Les premiers trips de Pink Floyd. 450 euros : voici le prix astronomique d’un coffret cependant assez impressionnant. Il s’attarde sur les premières années de Pink Floyd, marquées par le sceau audacieux de Syd Barrett, avant que celui-ci ne quitte le groupe en 1968 (remplacé par David Gilmour) et parte s’exiler à Cambridge après deux merveilleux albums solos. Ici, six volumes sont classés par ordre chronologique : 1965-1967 (« Cambridge Station »), qui propose de nombreux inédits, 1968 (« Germination »), 1969 (« Dramatisation »), 1970 (« Deviation »), 1971 (« Reverberation »), 1972 (« Obfuscation »). Au total, 27 disques, accompagnés de goodies (affiches, répliques de tickets de concert, partitions, etc.). Mention spéciale aux 15 heures de vidéos qui se révèlent être une succession de trips franchement hypnotiques.

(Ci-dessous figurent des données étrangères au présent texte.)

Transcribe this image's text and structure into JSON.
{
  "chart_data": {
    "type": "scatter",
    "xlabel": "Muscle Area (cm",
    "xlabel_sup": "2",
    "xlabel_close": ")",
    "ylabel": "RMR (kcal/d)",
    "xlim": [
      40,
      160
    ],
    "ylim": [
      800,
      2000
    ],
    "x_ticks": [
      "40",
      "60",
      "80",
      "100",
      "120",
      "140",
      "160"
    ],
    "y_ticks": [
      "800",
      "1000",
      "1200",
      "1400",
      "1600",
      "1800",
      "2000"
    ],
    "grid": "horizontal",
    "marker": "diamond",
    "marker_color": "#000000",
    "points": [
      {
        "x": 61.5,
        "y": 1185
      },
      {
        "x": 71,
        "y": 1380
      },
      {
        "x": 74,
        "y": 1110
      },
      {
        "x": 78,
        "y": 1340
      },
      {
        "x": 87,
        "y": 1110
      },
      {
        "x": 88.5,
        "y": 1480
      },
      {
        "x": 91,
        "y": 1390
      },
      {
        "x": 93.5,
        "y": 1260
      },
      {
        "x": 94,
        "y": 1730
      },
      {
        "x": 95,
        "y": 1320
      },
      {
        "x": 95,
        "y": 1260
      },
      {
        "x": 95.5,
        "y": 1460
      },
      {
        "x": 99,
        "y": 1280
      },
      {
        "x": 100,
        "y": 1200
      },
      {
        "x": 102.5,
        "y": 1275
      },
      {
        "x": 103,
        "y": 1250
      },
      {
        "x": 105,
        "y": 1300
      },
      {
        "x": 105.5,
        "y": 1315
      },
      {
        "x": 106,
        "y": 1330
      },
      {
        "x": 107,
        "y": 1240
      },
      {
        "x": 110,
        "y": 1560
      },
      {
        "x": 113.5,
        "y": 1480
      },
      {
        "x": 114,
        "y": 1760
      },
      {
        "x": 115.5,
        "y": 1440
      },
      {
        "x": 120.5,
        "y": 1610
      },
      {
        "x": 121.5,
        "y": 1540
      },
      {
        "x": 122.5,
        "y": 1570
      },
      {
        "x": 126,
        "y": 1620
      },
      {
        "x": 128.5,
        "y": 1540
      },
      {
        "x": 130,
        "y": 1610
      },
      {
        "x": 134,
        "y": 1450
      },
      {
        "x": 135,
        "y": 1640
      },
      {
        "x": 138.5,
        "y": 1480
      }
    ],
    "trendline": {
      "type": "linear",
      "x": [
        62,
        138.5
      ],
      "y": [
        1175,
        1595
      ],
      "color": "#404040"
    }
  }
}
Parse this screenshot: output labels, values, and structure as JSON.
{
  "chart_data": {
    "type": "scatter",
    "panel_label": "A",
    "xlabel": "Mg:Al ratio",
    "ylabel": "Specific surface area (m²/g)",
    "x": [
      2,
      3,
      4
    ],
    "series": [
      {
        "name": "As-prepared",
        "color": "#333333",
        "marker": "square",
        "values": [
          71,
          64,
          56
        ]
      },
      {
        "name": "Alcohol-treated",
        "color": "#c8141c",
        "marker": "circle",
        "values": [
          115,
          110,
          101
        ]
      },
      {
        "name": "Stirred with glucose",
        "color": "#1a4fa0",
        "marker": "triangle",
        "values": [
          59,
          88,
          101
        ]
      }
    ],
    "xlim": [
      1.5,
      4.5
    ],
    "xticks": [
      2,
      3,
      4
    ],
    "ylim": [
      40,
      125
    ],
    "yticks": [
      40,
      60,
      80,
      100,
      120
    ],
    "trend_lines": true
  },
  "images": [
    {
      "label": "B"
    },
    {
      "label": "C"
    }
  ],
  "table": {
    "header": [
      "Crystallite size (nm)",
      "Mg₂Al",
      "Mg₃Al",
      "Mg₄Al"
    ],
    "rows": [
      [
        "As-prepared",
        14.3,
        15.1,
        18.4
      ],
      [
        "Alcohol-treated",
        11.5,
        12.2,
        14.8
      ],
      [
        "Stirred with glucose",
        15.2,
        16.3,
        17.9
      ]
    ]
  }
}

Les sessions à la BBC de Led Zep. Nouvelle édition de l’anthologie des performances de Led Zep à la BBC, enregistrées entre 1969 et 1971, ce coffret bénéficie d’un remastering de Jimmy Page et de 8 lives inédits – dont l’incroyable et rarissime Sunshine Woman. Sur les différentes versions, on recommande chaudement le Super Deluxe : formats CD, vinyle, audio 96kHz/24 bit et l’incontournable livre de photos et souvenirs. Hormis le son, les vociférations de Robert Plant et les riffs magiques de Page, le plus intéressant reste les notes de pochette de Dave Lewis, fan numéro 1 mondial du groupe, qui décrit précisément chaque intervention à la BBC.

La folle année 1966 de Dylan. En 1966, Dylan était une star intouchable et sous substances nuit et jour, confronté à un rythme effréné d’enregistrements mais surtout, de concerts. À bout de nerfs, il est victime d’un accident de moto en août qui l’éloigne de la scène pendant de longues années – à son grand soulagement. « Bob Dylan : The 1966 Live Recordings » raconte donc la période pré burn out du musicien. Le coffret témoigne des concerts de Dylan aux États-Unis, mais aussi en Grande-Bretagne, en Europe et en Australie. Ses outils : des enregistrements soundboard, mobiles de CBS Records ou de spectateurs. La majorité des titres qu’on découvre ici est inédite et honnêtement, ça a de la gueule.